It gets lonely in the data mines
From the rather interesting BERG blog, a long and thoughtful post on exploring data using (programming) code in a process called material exploration. In this case, the data exploration is done in the context of developing a new information system called Ashdown, which is related to the British education system. The author of the blog post argues that in data-exploration projects, code becomes “... a sculpting tool, rather than an engineering material“.
BERG has done material explorations before – they were a big part of our Nokia Personalisation project, for instance – and the value of them is fairly immediate when the materials involved are things you can touch.
But Ashdown is a software project for the web – its substrate is data. What’s the value of a material exploration with an immaterial substrate? What does it look like to perform such explorations?
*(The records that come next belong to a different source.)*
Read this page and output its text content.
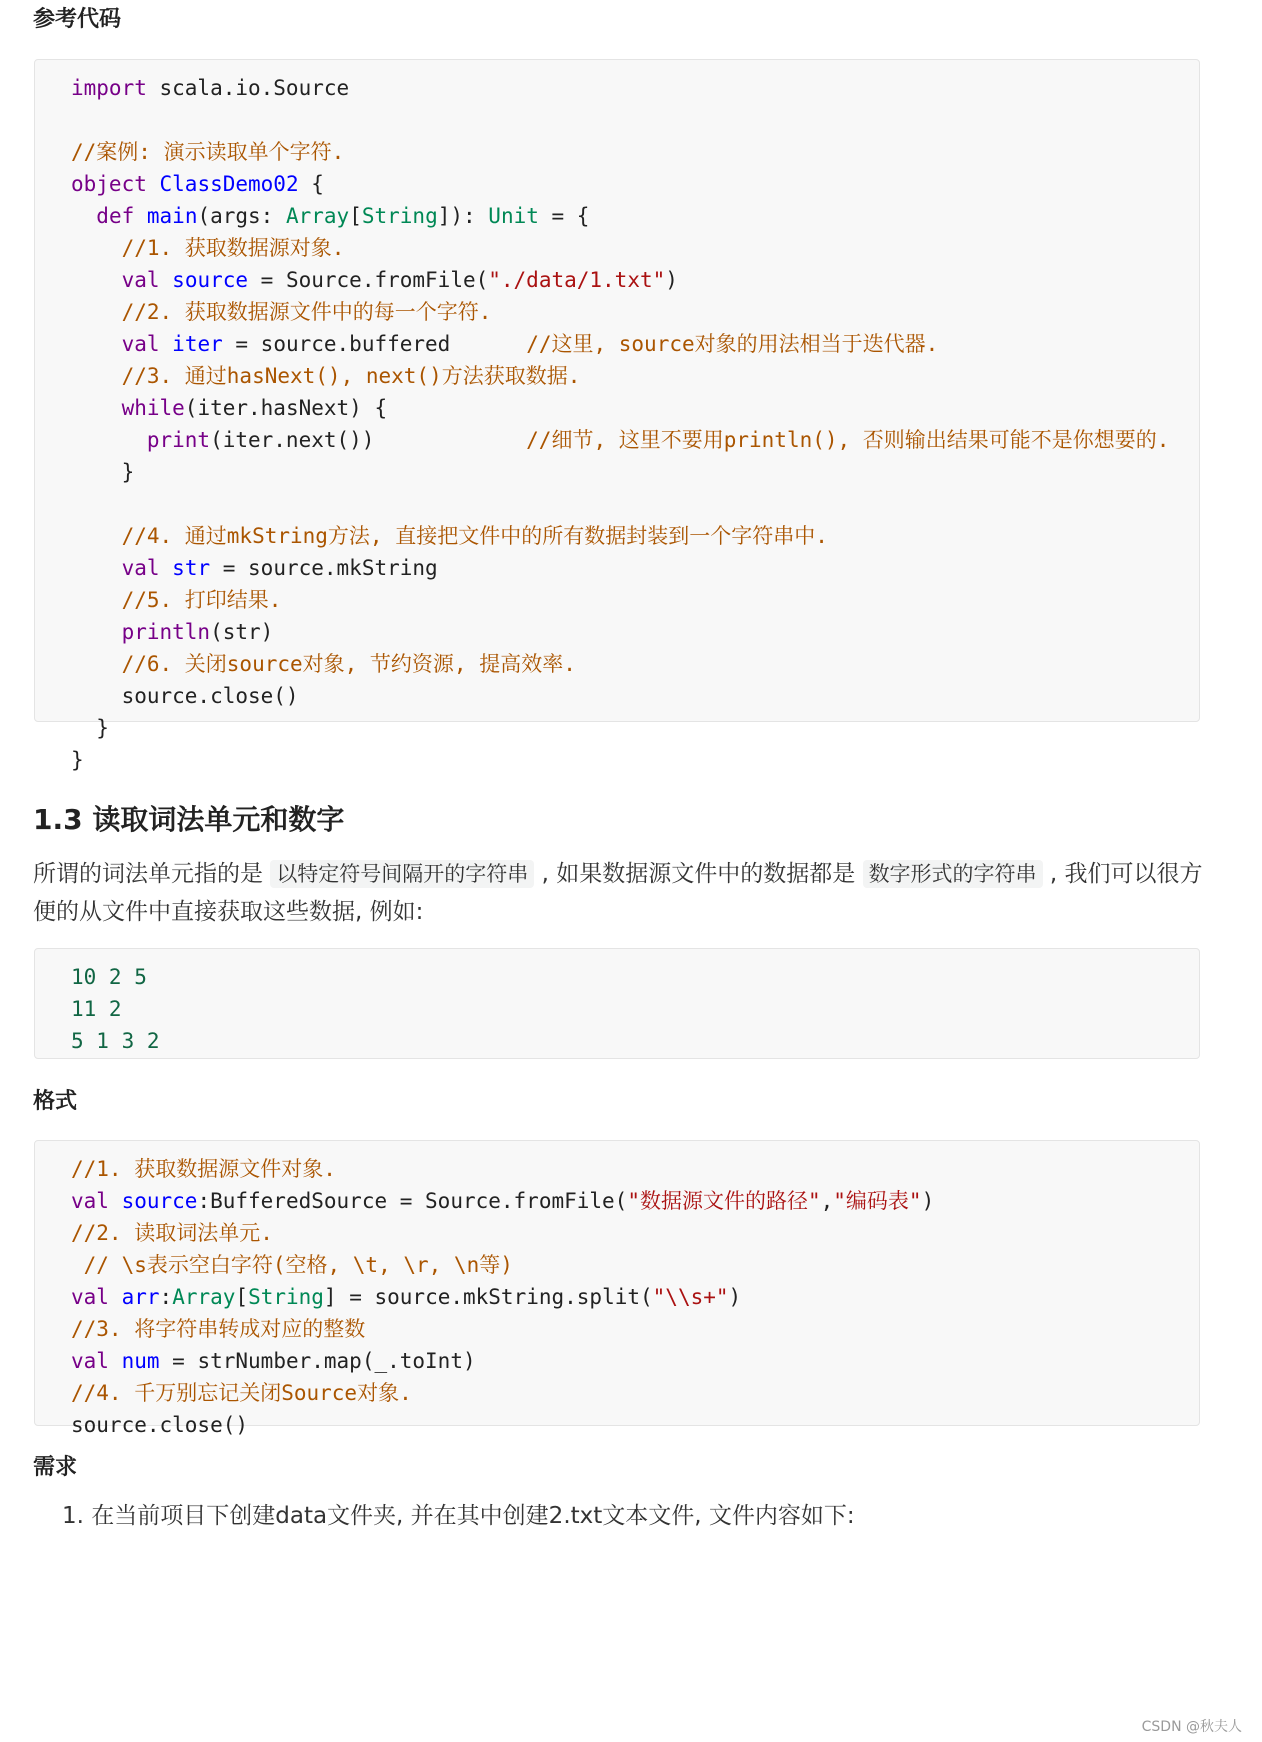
参考代码
import scala.io.Source
//案例: 演示读取单个字符.
object ClassDemo02 {
def main(args: Array[String]): Unit = {
//1. 获取数据源对象.
val source = Source.fromFile("./data/1.txt")
//2. 获取数据源文件中的每一个字符.
val iter = source.buffered      //这里, source对象的用法相当于迭代器.
//3. 通过hasNext(), next()方法获取数据.
while(iter.hasNext) {
print(iter.next())            //细节, 这里不要用println(), 否则输出结果可能不是你想要的.
}
//4. 通过mkString方法, 直接把文件中的所有数据封装到一个字符串中.
val str = source.mkString
//5. 打印结果.
println(str)
//6. 关闭source对象, 节约资源, 提高效率.
source.close()
}
}
1.3 读取词法单元和数字

所谓的词法单元指的是 以特定符号间隔开的字符串 , 如果数据源文件中的数据都是 数字形式的字符串 , 我们可以很方便的从文件中直接获取这些数据, 例如:

10 2 5
11 2
5 1 3 2
格式
//1. 获取数据源文件对象.
val source:BufferedSource = Source.fromFile("数据源文件的路径","编码表")
//2. 读取词法单元.
// \s表示空白字符(空格, \t, \r, \n等)
val arr:Array[String] = source.mkString.split("\\s+")
//3. 将字符串转成对应的整数
val num = strNumber.map(_.toInt)
//4. 千万别忘记关闭Source对象.
source.close()
需求

1. 在当前项目下创建data文件夹, 并在其中创建2.txt文本文件, 文件内容如下:

CSDN @秋夫人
There are problems and risks in data exploration. Of course, there is the exploration vs. exploitation dilemma, which turns up in e.g. reinforcement learning – how should one balance the desire to explore every nook and cranny of the data space versus the ability to recognize a good-enough strategy and put all effort into fine-tuning it?
The author hints at risks related to becoming overwhelmed, even possessed by the data:
[The] dataset – its meaning, its structure – gets stuck in your head, and it’s easy to lose yourself to it. That often makes it harder to explain to others – you start talking in a different langauge – so it becomes critical to get it out of your head and onto screens.
It also feels lonely in the data-mines at times. Not because you’re the only person working on it, but because no-one else can speak the language you do; the deeper you get into the data, the harder you have to work to communicate it, and the quicker you forget how little anyone else on the project knows.